Requerido: TRIBUNAL DE JUSTIÇA DE ALAGOAS – TJAL

ACÓRDÃO – Decisão selecionada e originalmente divulgada pelo INR –

Retomado o julgamento, o Conselho, por maioria, deu parcial provimento ao recurso para julgar improcedente o pedido referente à devolução dos 50% dos valores dos emolumentos relativos à aquisição do primeiro imóvel financiado pelo Sistema Financeiro de Habitação, recolhidos com fundamento no revogado Provimento CGJ/AL n. 04/2016, e determinar que se observe, nesse aspecto, o inteiro teor da decisão antes proferida pelo CNJ nos autos do PCA 0001402-19.2018.2.00.0000. Vencidos os Conselheiros Maria Thereza de Assis Moura (então Relatora), Jane Granzoto e Marcos Vinícius Jardim Rodrigues, que negavam provimento ao recurso. Lavrará o acórdão o Conselheiro Sidney Madruga. Votou a Presidente. Ausente, justificadamente, o Conselheiro Sidney Madruga. Presidiu o julgamento a Ministra Rosa Weber. Plenário, 11 de abril de 2023. Presentes à sessão os Excelentíssimos Senhores Conselheiros Rosa Weber, Luis Felipe Salomão (Relator), Vieira de Mello Filho, Mauro Pereira Martins, Salise Sanchotene, Jane Granzoto, Richard Pae Kim, Marcio Luiz Freitas, Giovanni Olsson, João Paulo Schoucair, Marcos Vinícius Jardim Rodrigues, Marcello Terto, Mário Goulart Maia e Luiz Fernando Bandeira de Mello.

RELATÓRIO

A EXMA. SRA. MINISTRA MARIA THEREZA DE ASSIS MOURA, CORREGEDORA NACIONAL DE JUSTIÇA (RELATORA):

Trata-se de Recurso Administrativo interposto pela CORREGEDORIA GERAL DA JUSTIÇA DO ESTADO DE ALAGOAS (Id 3701751), em face da decisão monocrática proferida Corregedor Nacional de Justiça Substituto à época, mediante a qual foi deferido o “item III” da petição inicial do presente Pedido de Providências, proposto pelo SINDICATO DOS SERVIÇOS NOTARIAIS E DE REGISTRO DO ESTADO DE ALAGOAS – SINOREG (Id 3253177).

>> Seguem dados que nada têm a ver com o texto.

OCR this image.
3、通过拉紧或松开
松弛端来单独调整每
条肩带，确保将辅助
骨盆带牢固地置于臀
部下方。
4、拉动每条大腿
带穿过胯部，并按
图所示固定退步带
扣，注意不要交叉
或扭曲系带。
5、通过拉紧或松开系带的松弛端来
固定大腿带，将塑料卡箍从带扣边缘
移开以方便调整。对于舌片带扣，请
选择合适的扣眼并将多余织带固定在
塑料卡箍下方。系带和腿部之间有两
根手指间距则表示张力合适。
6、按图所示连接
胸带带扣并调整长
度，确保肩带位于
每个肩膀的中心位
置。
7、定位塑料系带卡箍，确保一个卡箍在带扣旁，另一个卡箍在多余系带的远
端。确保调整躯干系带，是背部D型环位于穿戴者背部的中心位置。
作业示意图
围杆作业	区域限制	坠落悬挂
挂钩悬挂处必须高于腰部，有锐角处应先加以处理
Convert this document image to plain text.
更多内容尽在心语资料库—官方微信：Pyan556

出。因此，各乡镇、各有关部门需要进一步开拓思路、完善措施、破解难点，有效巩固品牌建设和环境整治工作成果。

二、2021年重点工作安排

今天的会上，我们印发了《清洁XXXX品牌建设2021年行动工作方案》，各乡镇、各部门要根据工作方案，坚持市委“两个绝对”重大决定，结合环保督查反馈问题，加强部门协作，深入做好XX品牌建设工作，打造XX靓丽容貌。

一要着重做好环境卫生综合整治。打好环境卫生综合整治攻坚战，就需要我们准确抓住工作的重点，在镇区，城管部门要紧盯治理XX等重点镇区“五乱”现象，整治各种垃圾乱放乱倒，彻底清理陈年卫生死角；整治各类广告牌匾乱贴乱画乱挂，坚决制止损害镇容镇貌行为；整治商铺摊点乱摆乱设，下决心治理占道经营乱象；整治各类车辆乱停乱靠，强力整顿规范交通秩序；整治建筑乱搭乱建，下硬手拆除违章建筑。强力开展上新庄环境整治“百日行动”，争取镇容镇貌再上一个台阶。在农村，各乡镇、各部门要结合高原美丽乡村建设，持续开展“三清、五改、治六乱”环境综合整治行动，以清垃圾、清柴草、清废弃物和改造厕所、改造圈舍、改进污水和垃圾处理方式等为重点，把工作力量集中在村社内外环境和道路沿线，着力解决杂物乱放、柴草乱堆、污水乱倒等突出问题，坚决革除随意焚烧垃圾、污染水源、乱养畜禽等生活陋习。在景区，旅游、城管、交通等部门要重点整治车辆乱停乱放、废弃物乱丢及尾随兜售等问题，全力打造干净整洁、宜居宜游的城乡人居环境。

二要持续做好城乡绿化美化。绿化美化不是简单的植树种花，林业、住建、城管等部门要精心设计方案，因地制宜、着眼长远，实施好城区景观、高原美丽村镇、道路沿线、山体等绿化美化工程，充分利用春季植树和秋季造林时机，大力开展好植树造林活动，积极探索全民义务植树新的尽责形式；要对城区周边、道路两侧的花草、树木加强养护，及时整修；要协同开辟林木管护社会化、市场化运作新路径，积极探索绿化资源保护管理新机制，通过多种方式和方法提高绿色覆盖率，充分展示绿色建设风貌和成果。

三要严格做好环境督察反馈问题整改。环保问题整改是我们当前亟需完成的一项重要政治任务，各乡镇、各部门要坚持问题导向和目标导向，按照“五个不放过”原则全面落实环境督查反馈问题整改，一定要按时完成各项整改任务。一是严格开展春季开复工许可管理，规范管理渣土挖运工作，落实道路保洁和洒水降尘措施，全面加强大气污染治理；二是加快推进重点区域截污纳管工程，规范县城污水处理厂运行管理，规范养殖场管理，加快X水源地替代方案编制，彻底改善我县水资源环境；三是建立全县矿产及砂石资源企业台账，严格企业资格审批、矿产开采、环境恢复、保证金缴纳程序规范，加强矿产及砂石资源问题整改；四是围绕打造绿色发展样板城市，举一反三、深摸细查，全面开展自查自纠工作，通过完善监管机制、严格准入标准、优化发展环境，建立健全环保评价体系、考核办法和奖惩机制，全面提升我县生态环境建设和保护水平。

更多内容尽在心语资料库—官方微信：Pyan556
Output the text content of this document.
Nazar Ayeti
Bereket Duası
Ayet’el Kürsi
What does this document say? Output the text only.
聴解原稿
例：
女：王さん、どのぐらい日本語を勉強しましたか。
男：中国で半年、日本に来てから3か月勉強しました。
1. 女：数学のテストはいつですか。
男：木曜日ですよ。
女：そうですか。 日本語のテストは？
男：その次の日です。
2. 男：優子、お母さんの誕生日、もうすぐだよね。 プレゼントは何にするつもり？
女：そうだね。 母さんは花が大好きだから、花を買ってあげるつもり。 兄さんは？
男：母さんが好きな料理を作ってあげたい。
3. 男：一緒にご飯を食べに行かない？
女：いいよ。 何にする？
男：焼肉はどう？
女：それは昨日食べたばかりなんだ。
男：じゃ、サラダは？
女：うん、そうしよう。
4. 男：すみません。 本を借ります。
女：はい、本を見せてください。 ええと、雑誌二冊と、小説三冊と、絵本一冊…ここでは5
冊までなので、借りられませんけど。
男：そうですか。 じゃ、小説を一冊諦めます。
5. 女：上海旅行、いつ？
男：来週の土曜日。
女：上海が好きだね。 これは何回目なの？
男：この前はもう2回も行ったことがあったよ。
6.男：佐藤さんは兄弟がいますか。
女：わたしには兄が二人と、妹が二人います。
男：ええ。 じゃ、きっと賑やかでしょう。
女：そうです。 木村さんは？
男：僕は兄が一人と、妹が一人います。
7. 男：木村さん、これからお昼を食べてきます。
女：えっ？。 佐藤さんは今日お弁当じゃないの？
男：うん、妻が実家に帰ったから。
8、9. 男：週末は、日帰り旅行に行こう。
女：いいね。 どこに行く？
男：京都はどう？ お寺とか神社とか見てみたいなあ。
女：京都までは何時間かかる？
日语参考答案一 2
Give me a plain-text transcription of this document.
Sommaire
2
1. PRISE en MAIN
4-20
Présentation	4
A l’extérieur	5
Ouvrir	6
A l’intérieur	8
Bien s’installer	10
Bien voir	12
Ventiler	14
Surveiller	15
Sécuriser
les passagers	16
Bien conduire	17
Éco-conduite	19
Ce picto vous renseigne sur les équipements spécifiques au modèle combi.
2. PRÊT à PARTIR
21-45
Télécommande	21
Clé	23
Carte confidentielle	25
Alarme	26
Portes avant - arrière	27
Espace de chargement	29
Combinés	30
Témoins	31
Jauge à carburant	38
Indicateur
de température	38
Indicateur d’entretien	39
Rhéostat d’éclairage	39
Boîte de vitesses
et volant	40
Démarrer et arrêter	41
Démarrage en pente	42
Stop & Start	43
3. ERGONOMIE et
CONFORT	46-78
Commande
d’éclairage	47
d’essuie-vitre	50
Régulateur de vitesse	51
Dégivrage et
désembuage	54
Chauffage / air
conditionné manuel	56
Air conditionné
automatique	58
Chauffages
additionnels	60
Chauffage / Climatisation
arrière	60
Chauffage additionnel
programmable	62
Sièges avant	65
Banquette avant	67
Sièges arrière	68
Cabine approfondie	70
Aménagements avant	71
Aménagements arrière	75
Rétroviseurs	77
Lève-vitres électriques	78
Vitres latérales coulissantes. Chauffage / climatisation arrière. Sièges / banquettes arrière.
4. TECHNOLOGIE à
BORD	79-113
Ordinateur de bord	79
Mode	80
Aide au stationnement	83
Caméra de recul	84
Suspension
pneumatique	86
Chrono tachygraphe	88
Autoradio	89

Da decisão impugnada, extrai-se a determinação de que a CORREGEDORIA GERAL DA JUSTIÇA DO ESTADO DE ALAGOAS (CGJ/AL) observe:

“i) o cumprimento da legislação estadual que disciplina a matéria, uma vez que até o momento não foi objeto de qualquer ação de controle de constitucionalidade; e

ii) que, ao editar novos atos administrativos que fixem emolumentos relativos aos atos praticados pelos serviços notariais e de registro, o faça de acordo com o que prevê a Lei Federal n. 10.169/00.” (Id. 3666231).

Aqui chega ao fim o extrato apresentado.